Winston Shillingford, 56, and his wife, Marleen Shillingford, 47, of Nesconset, were sentenced in Hartford, under the authority of the U.S. Attorney's Office for the District of Connecticut, according to an FBI news release.
In October 2011, both pleaded guilty to one count of conspiracy to commit wire fraud and one count of conspiracy to commit money laundering.
As part of the sentence, "the parties have agreed that victim financial institutions suffered losses of between $2.5 million and $7 million as a result of this scheme," an FBI news release stated.
According to the release, the Shillingfords were involved in the operations of a real estate company called Waikele Properties Corp., with offices in Garden City and Bridgeport, Conn.
For about 10 years, the couple along with others worked to obtain fraudulent mortgages to purchase multifamily homes in Bridgeport, authorities said.

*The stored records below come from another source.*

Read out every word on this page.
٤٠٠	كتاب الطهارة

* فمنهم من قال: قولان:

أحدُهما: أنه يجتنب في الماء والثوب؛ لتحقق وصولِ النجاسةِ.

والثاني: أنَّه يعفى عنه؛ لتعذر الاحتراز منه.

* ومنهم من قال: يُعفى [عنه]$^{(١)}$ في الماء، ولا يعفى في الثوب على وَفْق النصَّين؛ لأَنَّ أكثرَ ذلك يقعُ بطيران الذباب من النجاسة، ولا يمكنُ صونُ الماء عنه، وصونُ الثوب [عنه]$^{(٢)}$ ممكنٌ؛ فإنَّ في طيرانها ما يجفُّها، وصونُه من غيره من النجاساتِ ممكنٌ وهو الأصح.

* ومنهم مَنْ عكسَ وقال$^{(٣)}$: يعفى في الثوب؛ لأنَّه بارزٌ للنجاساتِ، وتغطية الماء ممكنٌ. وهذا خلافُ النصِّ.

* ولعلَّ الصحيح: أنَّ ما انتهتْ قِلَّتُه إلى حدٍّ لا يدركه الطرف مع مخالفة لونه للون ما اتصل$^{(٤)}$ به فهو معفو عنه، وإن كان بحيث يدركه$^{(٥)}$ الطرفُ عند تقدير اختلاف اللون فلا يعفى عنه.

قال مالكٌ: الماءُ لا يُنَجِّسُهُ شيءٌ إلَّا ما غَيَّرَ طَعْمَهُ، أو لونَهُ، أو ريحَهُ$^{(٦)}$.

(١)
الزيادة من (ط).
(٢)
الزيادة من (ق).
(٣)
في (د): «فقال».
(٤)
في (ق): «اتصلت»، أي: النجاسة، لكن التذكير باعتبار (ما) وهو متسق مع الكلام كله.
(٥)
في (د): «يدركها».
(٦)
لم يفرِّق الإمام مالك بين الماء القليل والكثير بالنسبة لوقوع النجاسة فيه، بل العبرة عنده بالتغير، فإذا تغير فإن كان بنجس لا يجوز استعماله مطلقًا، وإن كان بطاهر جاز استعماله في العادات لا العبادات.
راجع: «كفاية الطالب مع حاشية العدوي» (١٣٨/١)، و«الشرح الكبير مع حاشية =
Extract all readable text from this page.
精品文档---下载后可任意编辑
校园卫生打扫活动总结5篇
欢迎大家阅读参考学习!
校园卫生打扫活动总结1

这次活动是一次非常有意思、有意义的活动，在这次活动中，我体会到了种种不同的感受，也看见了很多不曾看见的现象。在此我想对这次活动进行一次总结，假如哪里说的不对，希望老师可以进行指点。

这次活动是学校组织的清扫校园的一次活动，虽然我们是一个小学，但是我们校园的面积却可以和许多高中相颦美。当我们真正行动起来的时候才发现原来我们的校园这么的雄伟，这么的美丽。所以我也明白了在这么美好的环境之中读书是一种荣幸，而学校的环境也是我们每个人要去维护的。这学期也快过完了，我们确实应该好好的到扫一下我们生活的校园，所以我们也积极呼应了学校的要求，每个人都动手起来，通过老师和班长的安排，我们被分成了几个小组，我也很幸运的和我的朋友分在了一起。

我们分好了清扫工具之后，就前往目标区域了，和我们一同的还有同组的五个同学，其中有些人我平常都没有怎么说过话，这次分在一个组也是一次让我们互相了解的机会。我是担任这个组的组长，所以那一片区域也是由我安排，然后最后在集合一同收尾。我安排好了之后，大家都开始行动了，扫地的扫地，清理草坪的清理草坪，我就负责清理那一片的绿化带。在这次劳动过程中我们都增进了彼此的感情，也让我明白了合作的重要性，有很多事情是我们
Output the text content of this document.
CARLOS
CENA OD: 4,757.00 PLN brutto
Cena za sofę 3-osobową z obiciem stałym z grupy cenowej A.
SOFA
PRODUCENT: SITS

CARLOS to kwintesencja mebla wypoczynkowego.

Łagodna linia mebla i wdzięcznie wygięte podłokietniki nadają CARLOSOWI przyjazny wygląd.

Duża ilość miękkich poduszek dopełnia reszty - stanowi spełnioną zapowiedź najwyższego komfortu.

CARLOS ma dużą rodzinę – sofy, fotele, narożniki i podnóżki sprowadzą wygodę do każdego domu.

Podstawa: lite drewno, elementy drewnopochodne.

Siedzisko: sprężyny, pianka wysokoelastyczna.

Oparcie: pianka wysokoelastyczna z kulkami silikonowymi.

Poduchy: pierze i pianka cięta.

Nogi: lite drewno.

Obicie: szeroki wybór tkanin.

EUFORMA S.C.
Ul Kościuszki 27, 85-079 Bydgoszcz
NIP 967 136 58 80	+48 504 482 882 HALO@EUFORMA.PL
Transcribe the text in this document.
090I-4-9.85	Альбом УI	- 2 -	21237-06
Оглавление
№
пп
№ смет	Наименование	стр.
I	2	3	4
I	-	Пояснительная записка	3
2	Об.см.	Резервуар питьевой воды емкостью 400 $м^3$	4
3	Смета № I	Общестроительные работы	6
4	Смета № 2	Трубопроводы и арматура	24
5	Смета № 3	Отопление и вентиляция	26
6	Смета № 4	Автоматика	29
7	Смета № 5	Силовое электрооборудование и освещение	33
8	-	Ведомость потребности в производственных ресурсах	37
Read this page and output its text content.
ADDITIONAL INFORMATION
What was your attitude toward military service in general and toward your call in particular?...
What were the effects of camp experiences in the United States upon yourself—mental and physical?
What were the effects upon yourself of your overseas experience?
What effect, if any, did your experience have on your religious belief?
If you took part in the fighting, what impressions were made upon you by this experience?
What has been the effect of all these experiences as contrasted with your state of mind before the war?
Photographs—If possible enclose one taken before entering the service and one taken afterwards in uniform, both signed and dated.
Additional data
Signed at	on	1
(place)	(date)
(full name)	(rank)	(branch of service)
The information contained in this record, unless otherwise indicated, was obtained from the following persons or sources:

After buying the properties, the couple would recruit people to purchase them, acting as their real estate agent and helping them through the process of applying for residential mortgage loans to buy the homes, authorities said. The Shillingfords and their co-conspirators provided false documents to go along with the loan applications, including fraudulent earning statements and bank records, according to the release.
When the loans were approved, the money would be wired into the Waikele Properties bank account and transferred to people who were part of the plot, authorities said. Many never inhabited the homes, and subsequently defaulted on the loans, authorities said.
The investigation was conducted by the Internal Revenue Service-Criminal Investigation, the Federal Bureau of Investigation, the U.S. Department of Housing and Urban Development's Office of Inspector General, and the Office of the Special Inspector General for the Troubled Asset Relief Program.